Tidak lama setelah terjadi serangan bom bunuh diri di terminal Kampung Melayu, Jakarta Timur, akhir Mei lalu, Presiden Joko Widodo mendesak agar rancangan undang-undang antiterorisme segera dirampungkan. Presiden juga menyatakan agar Tentara Nasional Indonesia (TNI) juga dilibatkan dalam upaya mengatasi terorisme.
Urgensi pengesahkan RUU Antiterorisme sesegera mungkin kian menguat setelah seorang polisi di Medan ditikam hingga tewas dan disusul insiden penikaman dua anggota Brigade Mobil di Jakarta dua pekan lalu.

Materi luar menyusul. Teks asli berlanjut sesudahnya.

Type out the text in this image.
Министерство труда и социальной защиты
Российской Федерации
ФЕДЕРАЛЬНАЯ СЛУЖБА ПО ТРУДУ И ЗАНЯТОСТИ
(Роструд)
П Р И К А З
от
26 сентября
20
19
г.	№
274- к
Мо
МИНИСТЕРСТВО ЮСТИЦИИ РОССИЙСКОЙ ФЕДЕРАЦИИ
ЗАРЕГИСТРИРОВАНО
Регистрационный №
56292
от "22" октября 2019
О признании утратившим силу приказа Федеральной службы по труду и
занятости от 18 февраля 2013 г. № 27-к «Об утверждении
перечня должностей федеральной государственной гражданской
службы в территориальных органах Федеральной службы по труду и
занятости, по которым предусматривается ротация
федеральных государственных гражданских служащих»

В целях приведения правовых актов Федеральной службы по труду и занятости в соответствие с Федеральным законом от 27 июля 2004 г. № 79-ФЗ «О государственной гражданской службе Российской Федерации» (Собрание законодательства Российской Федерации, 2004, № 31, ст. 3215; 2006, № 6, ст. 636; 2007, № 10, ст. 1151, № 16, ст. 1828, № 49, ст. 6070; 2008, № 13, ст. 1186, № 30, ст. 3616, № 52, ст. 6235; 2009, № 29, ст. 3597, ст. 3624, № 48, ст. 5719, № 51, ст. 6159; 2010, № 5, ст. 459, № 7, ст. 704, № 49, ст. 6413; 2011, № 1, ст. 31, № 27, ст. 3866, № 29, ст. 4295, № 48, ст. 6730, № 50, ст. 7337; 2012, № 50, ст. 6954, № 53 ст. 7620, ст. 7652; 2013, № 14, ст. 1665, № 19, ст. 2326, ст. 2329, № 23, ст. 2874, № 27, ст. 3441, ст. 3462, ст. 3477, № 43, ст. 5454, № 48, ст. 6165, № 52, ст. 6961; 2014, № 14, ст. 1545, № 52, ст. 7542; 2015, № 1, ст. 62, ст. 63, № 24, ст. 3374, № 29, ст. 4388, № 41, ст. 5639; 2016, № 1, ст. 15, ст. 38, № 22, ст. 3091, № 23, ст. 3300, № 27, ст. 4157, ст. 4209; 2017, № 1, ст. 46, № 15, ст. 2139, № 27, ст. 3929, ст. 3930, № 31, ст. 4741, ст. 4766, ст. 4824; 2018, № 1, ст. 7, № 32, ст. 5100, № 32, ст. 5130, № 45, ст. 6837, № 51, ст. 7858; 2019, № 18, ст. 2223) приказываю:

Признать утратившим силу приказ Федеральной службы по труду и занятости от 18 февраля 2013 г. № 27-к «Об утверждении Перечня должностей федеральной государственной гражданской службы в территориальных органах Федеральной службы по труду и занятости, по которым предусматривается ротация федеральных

Dalam jumpa pers di kantornya, Ketua SETARA Institute Hendardi mengakui pelibatan TNI dalam upaya memerangi terorisme bisa menimbulkan perdebatan dalam tubuh Kepolisian Republik Indonesia (Polri). Sebab selama ini Polri, khususnya Detasemen Khusus 88 Antiteror, merupakan ujung tombak dalam penanganan terorisme di Indonesia.
"Mempercepat (pengesahan RUU Antiterorisme) itu menjadi penting terutama dalam konteks memperkuat aturan operasional dari konsep preventive justice. Itu adalah cara di dalam negara mendukung pemberantasan terorisme secara lebih genuine. Presiden dan DPR sebagai otoritas legislasi harus memastikan fokus dari revisi RUU terorisme ini pada muatan kewenangan pencegahan," kata Hendardi.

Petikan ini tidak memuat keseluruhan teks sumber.